Week of May 31, 2026
AI agents are graduating from helpers to autonomous workers this week—literally controlling your computer while you're away, generating production-ready code through design tools, and executing complex task lists in the background. Meanwhile, the infrastructure catching up: inference speed is becoming an intelligence lever, and evaluation frameworks are preventing expensive AI disasters before they hit production.
This Week's Top Videos
Windows Computer Use and mobile access for Codex
By OpenAI
OpenAI's Codex now lets you literally walk away from your desk while AI agents control your entire Windows computer and apps autonomously. You can monitor and start new tasks remotely via mobile app while the AI works in the background. This marks the shift from AI assistants to true AI workers that operate independently.
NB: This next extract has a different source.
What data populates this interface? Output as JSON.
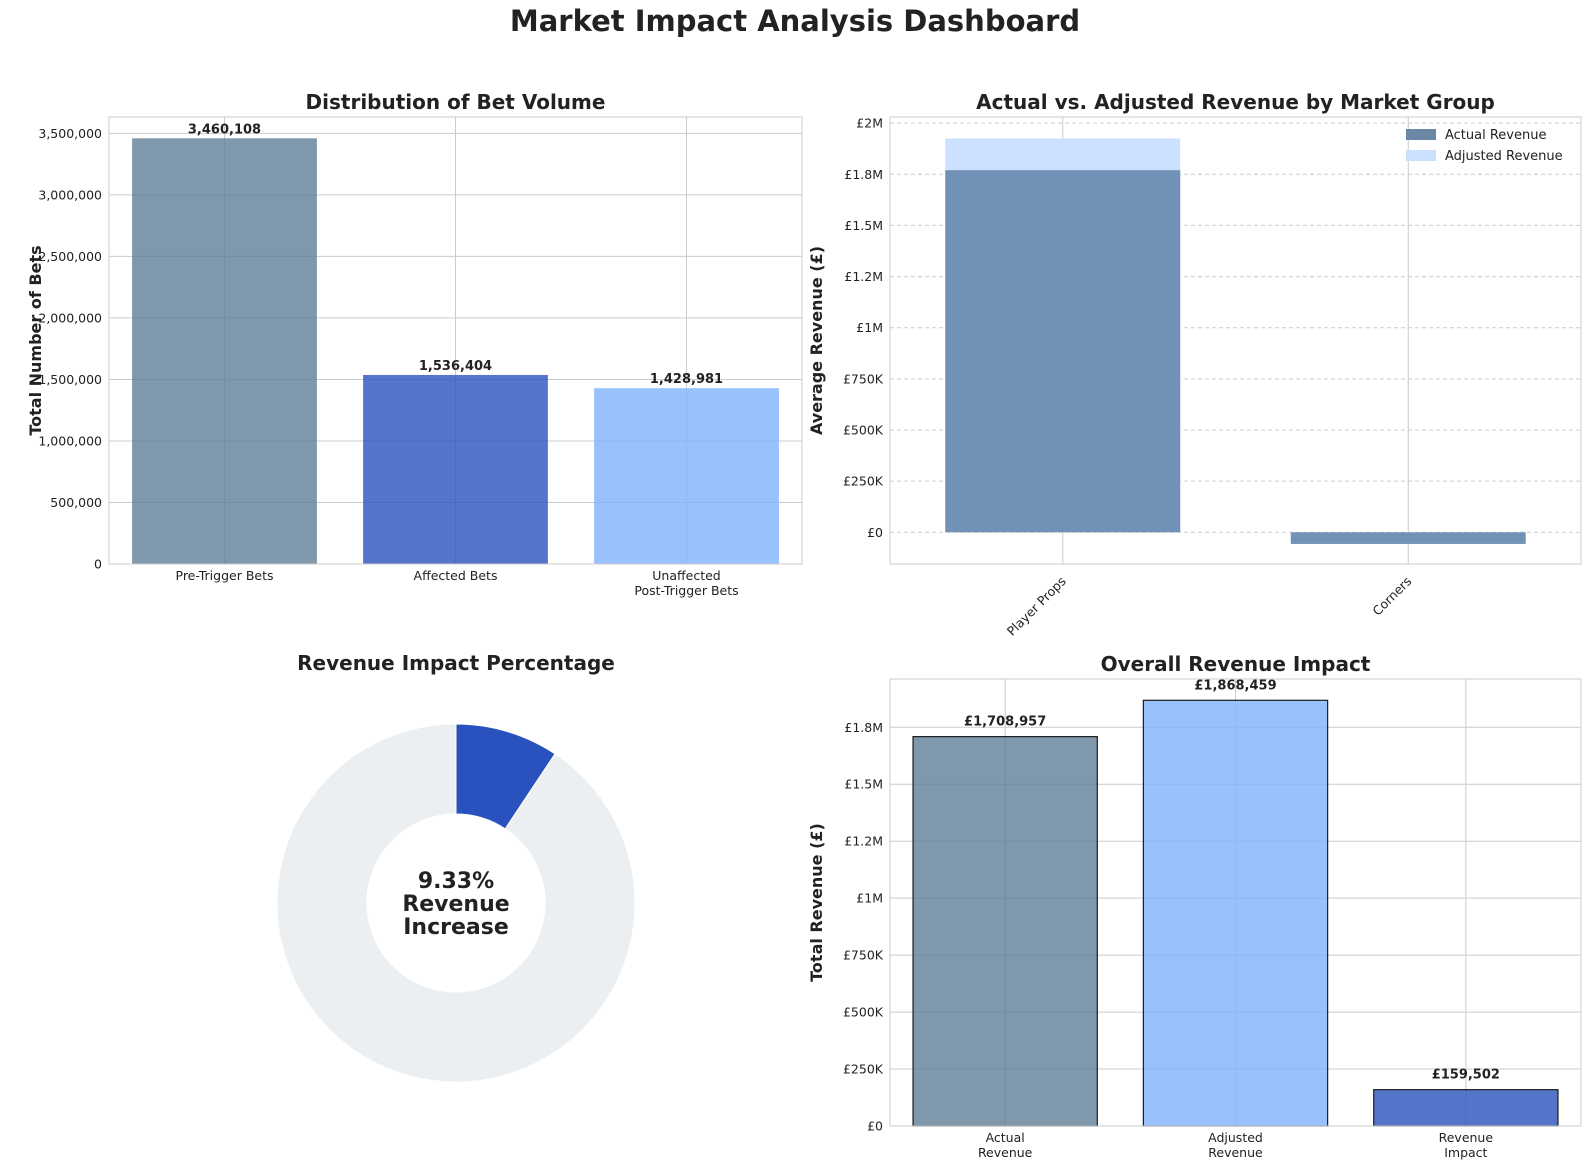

- Computer Use feature allows Codex to take complete control of your Windows desktop and cursor to perform tasks across any installed application autonomously
- Remote monitoring capability lets you check progress and start new AI tasks from iOS/Android ChatGPT app while away from your desk
- Browser-specific tasks should use Codex Chrome integration instead as it can work across multiple tabs simultaneously in background
- You can @mention specific installed applications when setting up Computer Use tasks for more targeted automation
- Setup requires enabling Computer Use in settings, scanning QR code for mobile access, and ensuring computer stays connected to internet
Inference, Diffusion, World Models, and More | YC Paper Club
By Y Combinator
Inference speed is becoming a capability lever, not just a cost optimization—faster tokens per second equals higher peak intelligence when models can reason with more compute time. YC's first paper club featured speculative decoding techniques that dramatically accelerate model inference, with one algorithm showing visibly faster performance than standard approaches. This matters NOW because RL is exceeding pre-training compute requirements and inference costs are dominating at scale.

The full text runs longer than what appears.